Uzywam reiserfs. Jesli ma to jakies znaczenie to loguje sie jako root. 

Probowalem kiedys wylapac co sie dzieje przy pomocy listy procesow w kde ale nie znalazlem zadnego procesu ktory zajmowalby tak duzo pamieci. Wieczorem sprobuje z topem.

----------

## radek c

Witajcie

xfs jest świetnym systemem plików z wieloma bajerami tj. realtime volume itp. ma jednak pare przykrych wlasciwości jeżeli chodzi o "zastosowania domowe" cachuje mase rzeczy w ramie nie zapisując ich na dysk (czasami niektóre pliki tymczasowe tworzone są tylko w ramie i nie "mulą dysku") ale jeżeli w tym momencie nastąpi brak zasilania to jeżeli nie macie ups-a to => massive filesystem corruption.

----------

## cichy

Znalazłem winowajcę. Jest nim programik updatedb. Służy on do aktualizacji bazy danych innego programu o nazwie slocate. Slocate służy do indeksowania plików na dysku w celu późniejszego szybszego ich wyszukiwania. Pewnie updatedb jest na liście zadań crona. Jeśli kogoś to interesuje są manuale do obydwu programów. Nie wiem dlaczego wcześniej nie zauważyłem updatedb na liście procesów w KDE... Być może dlatego że sam updatedb żre stosunkowo niewiele czasu procesora (kilka % zajętości).
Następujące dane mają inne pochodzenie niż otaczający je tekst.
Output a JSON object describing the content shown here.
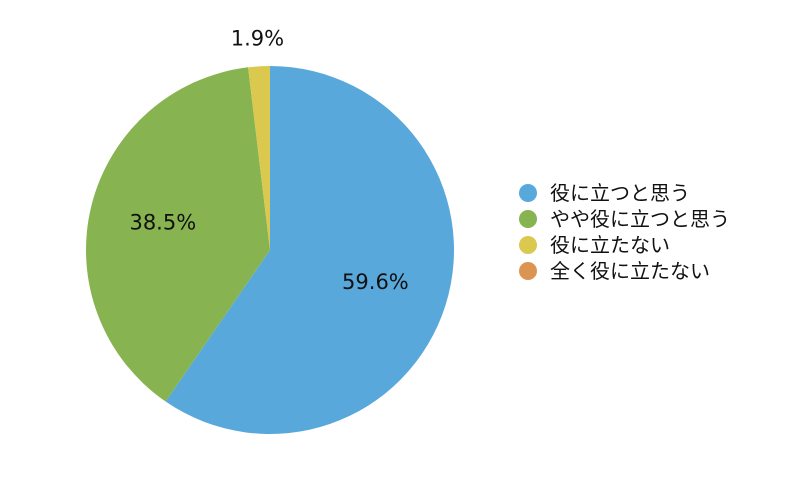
{
  "chart_data": {
    "type": "pie",
    "title": "",
    "slices": [
      {
        "label": "役に立つと思う",
        "value": 59.6,
        "display": "59.6%",
        "color": "#58a8dc"
      },
      {
        "label": "やや役に立つと思う",
        "value": 38.5,
        "display": "38.5%",
        "color": "#87b451"
      },
      {
        "label": "役に立たない",
        "value": 1.9,
        "display": "1.9%",
        "color": "#dbc84e"
      },
      {
        "label": "全く役に立たない",
        "value": 0,
        "display": "",
        "color": "#db9550"
      }
    ],
    "start_angle": "12 o'clock",
    "direction": "clockwise",
    "legend_position": "right"
  }
}
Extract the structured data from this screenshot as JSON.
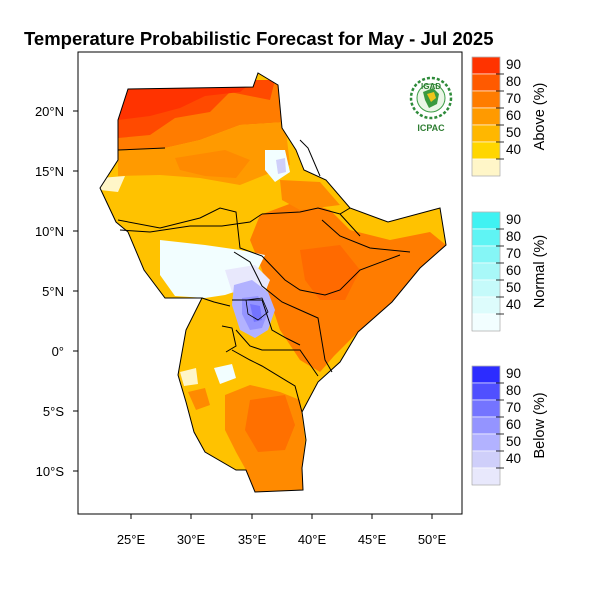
{
  "title": "Temperature Probabilistic Forecast for May - Jul 2025",
  "logo": {
    "text_top": "IGAD",
    "text_bottom": "ICPAC"
  },
  "map": {
    "lon_ticks": [
      "25°E",
      "30°E",
      "35°E",
      "40°E",
      "45°E",
      "50°E"
    ],
    "lat_ticks": [
      "20°N",
      "15°N",
      "10°N",
      "5°N",
      "0°",
      "5°S",
      "10°S"
    ],
    "lon_range": [
      20.5,
      52.5
    ],
    "lat_range": [
      -13.5,
      24.5
    ]
  },
  "legend": [
    {
      "name": "Above (%)",
      "levels": [
        "90",
        "80",
        "70",
        "60",
        "50",
        "40"
      ],
      "colors": [
        "#ff3300",
        "#ff5a00",
        "#ff7c00",
        "#ff9a00",
        "#ffb700",
        "#ffd600",
        "#fff6c8"
      ]
    },
    {
      "name": "Normal (%)",
      "levels": [
        "90",
        "80",
        "70",
        "60",
        "50",
        "40"
      ],
      "colors": [
        "#40f2f2",
        "#5ff4f4",
        "#85f6f6",
        "#a8f8f8",
        "#c5fafa",
        "#ddfcfc",
        "#f2feff"
      ]
    },
    {
      "name": "Below (%)",
      "levels": [
        "90",
        "80",
        "70",
        "60",
        "50",
        "40"
      ],
      "colors": [
        "#2c2cff",
        "#5050ff",
        "#7474ff",
        "#9494ff",
        "#b2b2ff",
        "#cfcffa",
        "#e8e8fc"
      ]
    }
  ]
}
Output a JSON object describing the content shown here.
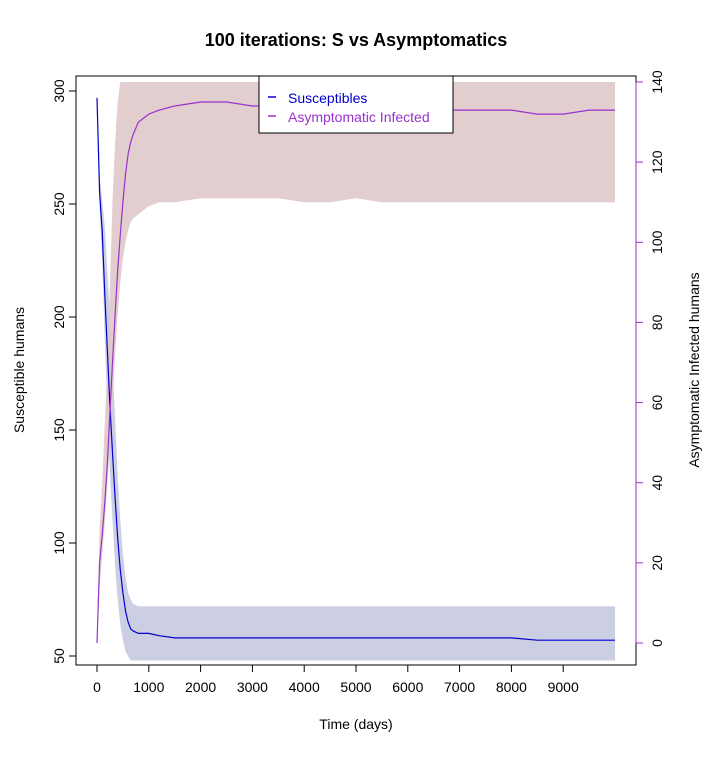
{
  "chart_data": {
    "type": "line",
    "title": "100  iterations: S vs Asymptomatics",
    "xlabel": "Time (days)",
    "ylabel_left": "Susceptible humans",
    "ylabel_right": "Asymptomatic Infected humans",
    "xlim": [
      0,
      10000
    ],
    "xticks": [
      0,
      1000,
      2000,
      3000,
      4000,
      5000,
      6000,
      7000,
      8000,
      9000
    ],
    "ylim_left": [
      50,
      300
    ],
    "yticks_left": [
      50,
      100,
      150,
      200,
      250,
      300
    ],
    "ylim_right": [
      0,
      140
    ],
    "yticks_right": [
      0,
      20,
      40,
      60,
      80,
      100,
      120,
      140
    ],
    "grid": false,
    "legend_position": "top-center",
    "series": [
      {
        "name": "Susceptibles",
        "axis": "left",
        "color": "#0000cd",
        "band_color": "#c7c9e1",
        "x": [
          0,
          50,
          100,
          150,
          200,
          250,
          300,
          350,
          400,
          450,
          500,
          550,
          600,
          650,
          700,
          800,
          900,
          1000,
          1200,
          1500,
          2000,
          2500,
          3000,
          3500,
          4000,
          4500,
          5000,
          5500,
          6000,
          6500,
          7000,
          7500,
          8000,
          8500,
          9000,
          9500,
          10000
        ],
        "y": [
          297,
          255,
          238,
          210,
          185,
          160,
          140,
          120,
          102,
          88,
          78,
          70,
          65,
          62,
          61,
          60,
          60,
          60,
          59,
          58,
          58,
          58,
          58,
          58,
          58,
          58,
          58,
          58,
          58,
          58,
          58,
          58,
          58,
          57,
          57,
          57,
          57
        ],
        "band_low": [
          297,
          248,
          225,
          190,
          160,
          130,
          110,
          90,
          75,
          64,
          57,
          52,
          50,
          48,
          48,
          48,
          48,
          48,
          48,
          48,
          48,
          48,
          48,
          48,
          48,
          48,
          48,
          48,
          48,
          48,
          48,
          48,
          48,
          48,
          48,
          48,
          48
        ],
        "band_high": [
          297,
          262,
          252,
          240,
          220,
          200,
          180,
          155,
          130,
          110,
          95,
          85,
          78,
          75,
          73,
          72,
          72,
          72,
          72,
          72,
          72,
          72,
          72,
          72,
          72,
          72,
          72,
          72,
          72,
          72,
          72,
          72,
          72,
          72,
          72,
          72,
          72
        ]
      },
      {
        "name": "Asymptomatic Infected",
        "axis": "right",
        "color": "#9932cc",
        "band_color": "#dfc8ca",
        "x": [
          0,
          50,
          100,
          150,
          200,
          250,
          300,
          350,
          400,
          450,
          500,
          550,
          600,
          650,
          700,
          800,
          900,
          1000,
          1200,
          1500,
          2000,
          2500,
          3000,
          3500,
          4000,
          4500,
          5000,
          5500,
          6000,
          6500,
          7000,
          7500,
          8000,
          8500,
          9000,
          9500,
          10000
        ],
        "y": [
          0,
          20,
          27,
          35,
          45,
          58,
          70,
          82,
          93,
          102,
          110,
          117,
          122,
          125,
          127,
          130,
          131,
          132,
          133,
          134,
          135,
          135,
          134,
          134,
          133,
          133,
          134,
          133,
          133,
          133,
          133,
          133,
          133,
          132,
          132,
          133,
          133
        ],
        "band_low": [
          0,
          14,
          22,
          30,
          40,
          50,
          60,
          72,
          82,
          90,
          96,
          100,
          103,
          105,
          106,
          107,
          108,
          109,
          110,
          110,
          111,
          111,
          111,
          111,
          110,
          110,
          111,
          110,
          110,
          110,
          110,
          110,
          110,
          110,
          110,
          110,
          110
        ],
        "band_high": [
          0,
          28,
          40,
          55,
          70,
          90,
          110,
          125,
          135,
          140,
          140,
          140,
          140,
          140,
          140,
          140,
          140,
          140,
          140,
          140,
          140,
          140,
          140,
          140,
          140,
          140,
          140,
          140,
          140,
          140,
          140,
          140,
          140,
          140,
          140,
          140,
          140
        ]
      }
    ]
  }
}
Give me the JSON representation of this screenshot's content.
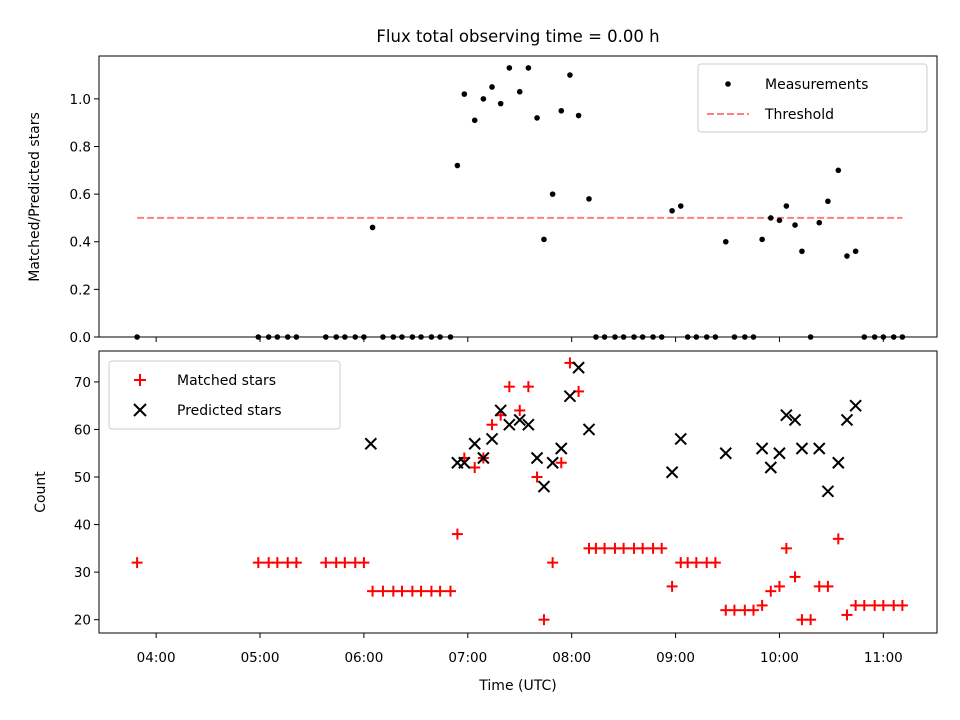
{
  "chart_data": {
    "type": "scatter",
    "title": "Flux total observing time = 0.00 h",
    "xlabel": "Time (UTC)",
    "x_unit": "hours UTC",
    "x_ticks": [
      "04:00",
      "05:00",
      "06:00",
      "07:00",
      "08:00",
      "09:00",
      "10:00",
      "11:00"
    ],
    "xlim": [
      "03:27",
      "11:31"
    ],
    "panels": [
      {
        "ylabel": "Matched/Predicted stars",
        "ylim": [
          0,
          1.18
        ],
        "y_ticks": [
          "0.0",
          "0.2",
          "0.4",
          "0.6",
          "0.8",
          "1.0"
        ],
        "legend_position": "top-right",
        "series": [
          {
            "name": "Measurements",
            "marker": "dot",
            "color": "#000000",
            "points": [
              [
                "03:49",
                0.0
              ],
              [
                "04:59",
                0.0
              ],
              [
                "05:05",
                0.0
              ],
              [
                "05:10",
                0.0
              ],
              [
                "05:16",
                0.0
              ],
              [
                "05:21",
                0.0
              ],
              [
                "05:38",
                0.0
              ],
              [
                "05:44",
                0.0
              ],
              [
                "05:49",
                0.0
              ],
              [
                "05:55",
                0.0
              ],
              [
                "06:00",
                0.0
              ],
              [
                "06:05",
                0.46
              ],
              [
                "06:11",
                0.0
              ],
              [
                "06:17",
                0.0
              ],
              [
                "06:22",
                0.0
              ],
              [
                "06:28",
                0.0
              ],
              [
                "06:33",
                0.0
              ],
              [
                "06:39",
                0.0
              ],
              [
                "06:44",
                0.0
              ],
              [
                "06:50",
                0.0
              ],
              [
                "06:54",
                0.72
              ],
              [
                "06:58",
                1.02
              ],
              [
                "07:04",
                0.91
              ],
              [
                "07:09",
                1.0
              ],
              [
                "07:14",
                1.05
              ],
              [
                "07:19",
                0.98
              ],
              [
                "07:24",
                1.13
              ],
              [
                "07:30",
                1.03
              ],
              [
                "07:35",
                1.13
              ],
              [
                "07:40",
                0.92
              ],
              [
                "07:44",
                0.41
              ],
              [
                "07:49",
                0.6
              ],
              [
                "07:54",
                0.95
              ],
              [
                "07:59",
                1.1
              ],
              [
                "08:04",
                0.93
              ],
              [
                "08:10",
                0.58
              ],
              [
                "08:14",
                0.0
              ],
              [
                "08:19",
                0.0
              ],
              [
                "08:25",
                0.0
              ],
              [
                "08:30",
                0.0
              ],
              [
                "08:36",
                0.0
              ],
              [
                "08:41",
                0.0
              ],
              [
                "08:47",
                0.0
              ],
              [
                "08:52",
                0.0
              ],
              [
                "08:58",
                0.53
              ],
              [
                "09:03",
                0.55
              ],
              [
                "09:07",
                0.0
              ],
              [
                "09:12",
                0.0
              ],
              [
                "09:18",
                0.0
              ],
              [
                "09:23",
                0.0
              ],
              [
                "09:29",
                0.4
              ],
              [
                "09:34",
                0.0
              ],
              [
                "09:40",
                0.0
              ],
              [
                "09:45",
                0.0
              ],
              [
                "09:50",
                0.41
              ],
              [
                "09:55",
                0.5
              ],
              [
                "10:00",
                0.49
              ],
              [
                "10:04",
                0.55
              ],
              [
                "10:09",
                0.47
              ],
              [
                "10:13",
                0.36
              ],
              [
                "10:18",
                0.0
              ],
              [
                "10:23",
                0.48
              ],
              [
                "10:28",
                0.57
              ],
              [
                "10:34",
                0.7
              ],
              [
                "10:39",
                0.34
              ],
              [
                "10:44",
                0.36
              ],
              [
                "10:49",
                0.0
              ],
              [
                "10:55",
                0.0
              ],
              [
                "11:00",
                0.0
              ],
              [
                "11:06",
                0.0
              ],
              [
                "11:11",
                0.0
              ]
            ]
          },
          {
            "name": "Threshold",
            "marker": "dashed-line",
            "color": "#ff7f7f",
            "points": [
              [
                "03:49",
                0.5
              ],
              [
                "11:11",
                0.5
              ]
            ]
          }
        ]
      },
      {
        "ylabel": "Count",
        "ylim": [
          17.2,
          76.5
        ],
        "y_ticks": [
          "20",
          "30",
          "40",
          "50",
          "60",
          "70"
        ],
        "legend_position": "top-left",
        "series": [
          {
            "name": "Matched stars",
            "marker": "plus",
            "color": "#ff0000",
            "points": [
              [
                "03:49",
                32
              ],
              [
                "04:59",
                32
              ],
              [
                "05:05",
                32
              ],
              [
                "05:10",
                32
              ],
              [
                "05:16",
                32
              ],
              [
                "05:21",
                32
              ],
              [
                "05:38",
                32
              ],
              [
                "05:44",
                32
              ],
              [
                "05:49",
                32
              ],
              [
                "05:55",
                32
              ],
              [
                "06:00",
                32
              ],
              [
                "06:05",
                26
              ],
              [
                "06:11",
                26
              ],
              [
                "06:17",
                26
              ],
              [
                "06:22",
                26
              ],
              [
                "06:28",
                26
              ],
              [
                "06:33",
                26
              ],
              [
                "06:39",
                26
              ],
              [
                "06:44",
                26
              ],
              [
                "06:50",
                26
              ],
              [
                "06:54",
                38
              ],
              [
                "06:58",
                54
              ],
              [
                "07:04",
                52
              ],
              [
                "07:09",
                54
              ],
              [
                "07:14",
                61
              ],
              [
                "07:19",
                63
              ],
              [
                "07:24",
                69
              ],
              [
                "07:30",
                64
              ],
              [
                "07:35",
                69
              ],
              [
                "07:40",
                50
              ],
              [
                "07:44",
                20
              ],
              [
                "07:49",
                32
              ],
              [
                "07:54",
                53
              ],
              [
                "07:59",
                74
              ],
              [
                "08:04",
                68
              ],
              [
                "08:10",
                35
              ],
              [
                "08:14",
                35
              ],
              [
                "08:19",
                35
              ],
              [
                "08:25",
                35
              ],
              [
                "08:30",
                35
              ],
              [
                "08:36",
                35
              ],
              [
                "08:41",
                35
              ],
              [
                "08:47",
                35
              ],
              [
                "08:52",
                35
              ],
              [
                "08:58",
                27
              ],
              [
                "09:03",
                32
              ],
              [
                "09:07",
                32
              ],
              [
                "09:12",
                32
              ],
              [
                "09:18",
                32
              ],
              [
                "09:23",
                32
              ],
              [
                "09:29",
                22
              ],
              [
                "09:34",
                22
              ],
              [
                "09:40",
                22
              ],
              [
                "09:45",
                22
              ],
              [
                "09:50",
                23
              ],
              [
                "09:55",
                26
              ],
              [
                "10:00",
                27
              ],
              [
                "10:04",
                35
              ],
              [
                "10:09",
                29
              ],
              [
                "10:13",
                20
              ],
              [
                "10:18",
                20
              ],
              [
                "10:23",
                27
              ],
              [
                "10:28",
                27
              ],
              [
                "10:34",
                37
              ],
              [
                "10:39",
                21
              ],
              [
                "10:44",
                23
              ],
              [
                "10:49",
                23
              ],
              [
                "10:55",
                23
              ],
              [
                "11:00",
                23
              ],
              [
                "11:06",
                23
              ],
              [
                "11:11",
                23
              ]
            ]
          },
          {
            "name": "Predicted stars",
            "marker": "x",
            "color": "#000000",
            "points": [
              [
                "06:04",
                57
              ],
              [
                "06:54",
                53
              ],
              [
                "06:58",
                53
              ],
              [
                "07:04",
                57
              ],
              [
                "07:09",
                54
              ],
              [
                "07:14",
                58
              ],
              [
                "07:19",
                64
              ],
              [
                "07:24",
                61
              ],
              [
                "07:30",
                62
              ],
              [
                "07:35",
                61
              ],
              [
                "07:40",
                54
              ],
              [
                "07:44",
                48
              ],
              [
                "07:49",
                53
              ],
              [
                "07:54",
                56
              ],
              [
                "07:59",
                67
              ],
              [
                "08:04",
                73
              ],
              [
                "08:10",
                60
              ],
              [
                "08:58",
                51
              ],
              [
                "09:03",
                58
              ],
              [
                "09:29",
                55
              ],
              [
                "09:50",
                56
              ],
              [
                "09:55",
                52
              ],
              [
                "10:00",
                55
              ],
              [
                "10:04",
                63
              ],
              [
                "10:09",
                62
              ],
              [
                "10:13",
                56
              ],
              [
                "10:23",
                56
              ],
              [
                "10:28",
                47
              ],
              [
                "10:34",
                53
              ],
              [
                "10:39",
                62
              ],
              [
                "10:44",
                65
              ]
            ]
          }
        ]
      }
    ]
  }
}
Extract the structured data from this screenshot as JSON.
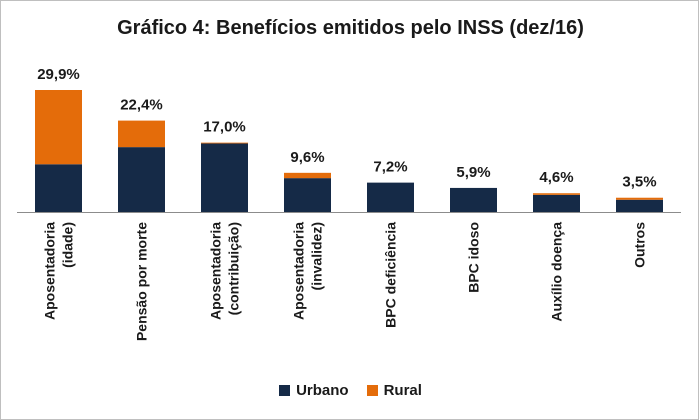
{
  "chart_data": {
    "type": "bar",
    "stacked": true,
    "title": "Gráfico 4: Benefícios emitidos pelo INSS (dez/16)",
    "categories": [
      [
        "Aposentadoria",
        "(idade)"
      ],
      [
        "Pensão por morte"
      ],
      [
        "Aposentadoria",
        "(contribuição)"
      ],
      [
        "Aposentadoria",
        "(invalidez)"
      ],
      [
        "BPC deficiência"
      ],
      [
        "BPC idoso"
      ],
      [
        "Auxílio doença"
      ],
      [
        "Outros"
      ]
    ],
    "total_labels": [
      "29,9%",
      "22,4%",
      "17,0%",
      "9,6%",
      "7,2%",
      "5,9%",
      "4,6%",
      "3,5%"
    ],
    "series": [
      {
        "name": "Urbano",
        "color": "#152a47",
        "values": [
          11.7,
          15.9,
          16.8,
          8.3,
          7.2,
          5.9,
          4.2,
          3.0
        ]
      },
      {
        "name": "Rural",
        "color": "#e46c0a",
        "values": [
          18.2,
          6.5,
          0.2,
          1.3,
          0.0,
          0.0,
          0.4,
          0.5
        ]
      }
    ],
    "ylim": [
      0,
      29.9
    ],
    "xlabel": "",
    "ylabel": "",
    "legend_position": "bottom",
    "grid": false
  }
}
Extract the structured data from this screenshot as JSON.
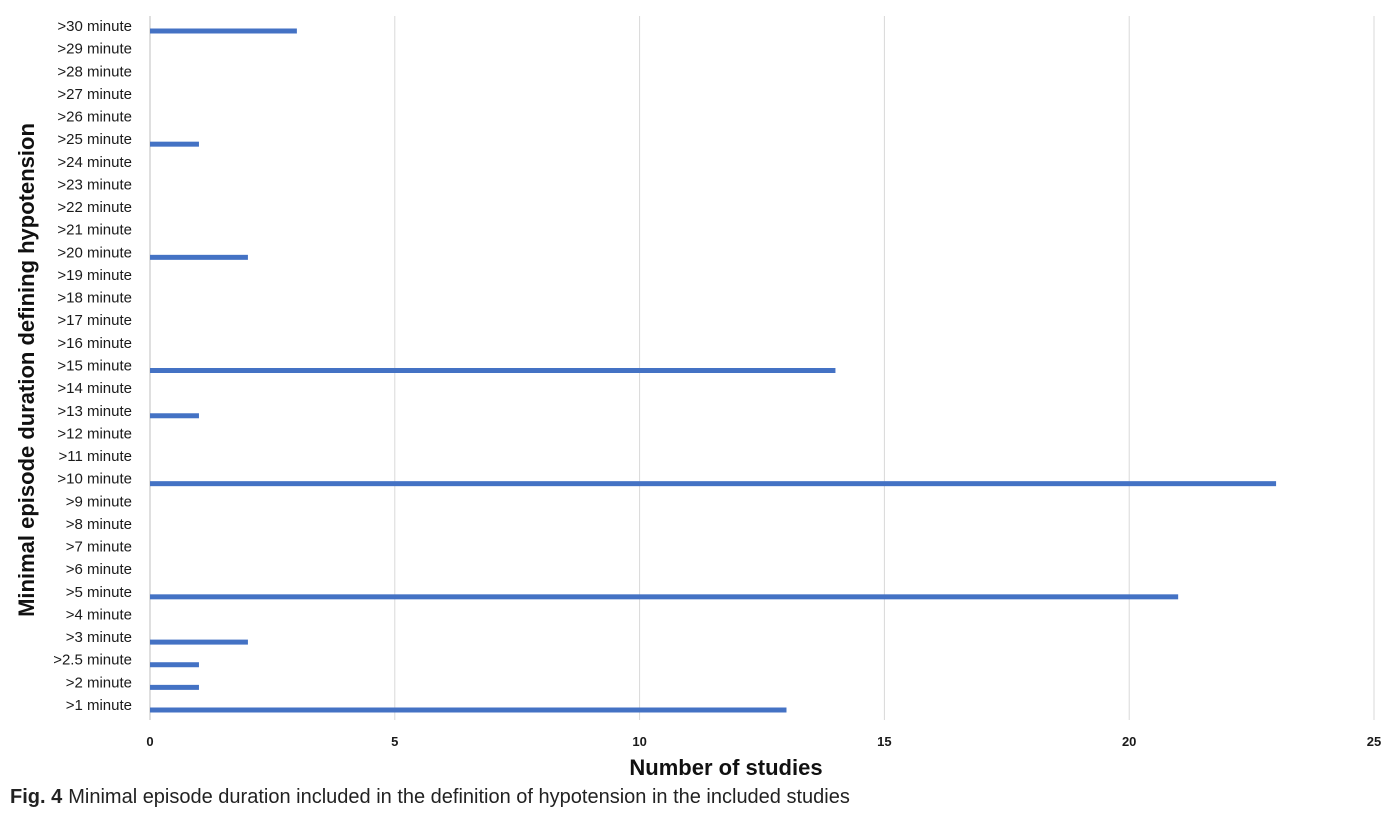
{
  "chart_data": {
    "type": "bar",
    "orientation": "horizontal",
    "xlabel": "Number of studies",
    "ylabel": "Minimal episode duration defining hypotension",
    "xlim": [
      0,
      25
    ],
    "xticks": [
      "0",
      "5",
      "10",
      "15",
      "20",
      "25"
    ],
    "grid": "vertical",
    "bar_color": "#4472C4",
    "categories": [
      ">1 minute",
      ">2 minute",
      ">2.5 minute",
      ">3 minute",
      ">4 minute",
      ">5 minute",
      ">6 minute",
      ">7 minute",
      ">8 minute",
      ">9 minute",
      ">10 minute",
      ">11 minute",
      ">12 minute",
      ">13 minute",
      ">14 minute",
      ">15 minute",
      ">16 minute",
      ">17 minute",
      ">18 minute",
      ">19 minute",
      ">20 minute",
      ">21 minute",
      ">22 minute",
      ">23 minute",
      ">24 minute",
      ">25 minute",
      ">26 minute",
      ">27 minute",
      ">28 minute",
      ">29 minute",
      ">30 minute"
    ],
    "values": [
      13,
      1,
      1,
      2,
      0,
      21,
      0,
      0,
      0,
      0,
      23,
      0,
      0,
      1,
      0,
      14,
      0,
      0,
      0,
      0,
      2,
      0,
      0,
      0,
      0,
      1,
      0,
      0,
      0,
      0,
      3
    ]
  },
  "caption": {
    "label": "Fig. 4",
    "text": "Minimal episode duration included in the definition of hypotension in the included studies"
  }
}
A obciązenie było tak duże wtedy gdy z dysku coś czytał jakikolwiek inny program. A u mnie praktycznie non-stop chodzi xmms.

Pozdrawiam.

----------

## Prompty

siekij "solved" lub "rozwiazane"  w nazwie topic'a  ... malo rzeczy rozwiazujemy wiec byloby to mile   :Cool: 

----------

## cichy

 *Prompty wrote:*   

> siekij "solved" lub "rozwiazane"  w nazwie topic'a  ... malo rzeczy rozwiazujemy wiec byloby to mile  

 

Aby zlikwidowac te zjawisko nalezy skasowac z katalogu /etc/cron.daily skrypt slocate. Ja narazie przerzucilem ten skrypt do innego katalogu (moze kiedy sie przyda..). Narazie testuje co sie zmieni. Jestem ciekawy czy nie wplynie to na dzialanie innych programow. Bo np. przy kompilacji podczas podczas wykonywania skryptu ./configure w systemie sa wyszukiwane biblioteki, include`y czy inne pliki i skasowanie skryptu slocate moze wplynac na czas wykonywania ./configure. Mam zamiar to sprawdzic czyli zmierze czas wykonywania ./configure z zrodla np. mplayera i powtorze pomiar np. za tydzien. Bo w tej chwili baza programu slocate jest jeszcze aktualna czyli ewentualne roznice beda nie do zauwazenia. Jak beda jakies roznice to z pewnoscia napisze o tym w tym watku.

----------

## szaman

nie musisz go od razu kasowac...

można zrobić kilka rzeczy, żeby tak nie muliło:

1. /etc/updatedb.conf

    dodajesz do zmiennej PRUNEPATHS ścieżki które nie mają być

    przeszukiwane.

2. mv /etc/cron.daily/slocate /etc/cron.weekly

z tego co rozumiem, nie używasz komendy locate, więc rzeczywiście można spokojnie to wywalć.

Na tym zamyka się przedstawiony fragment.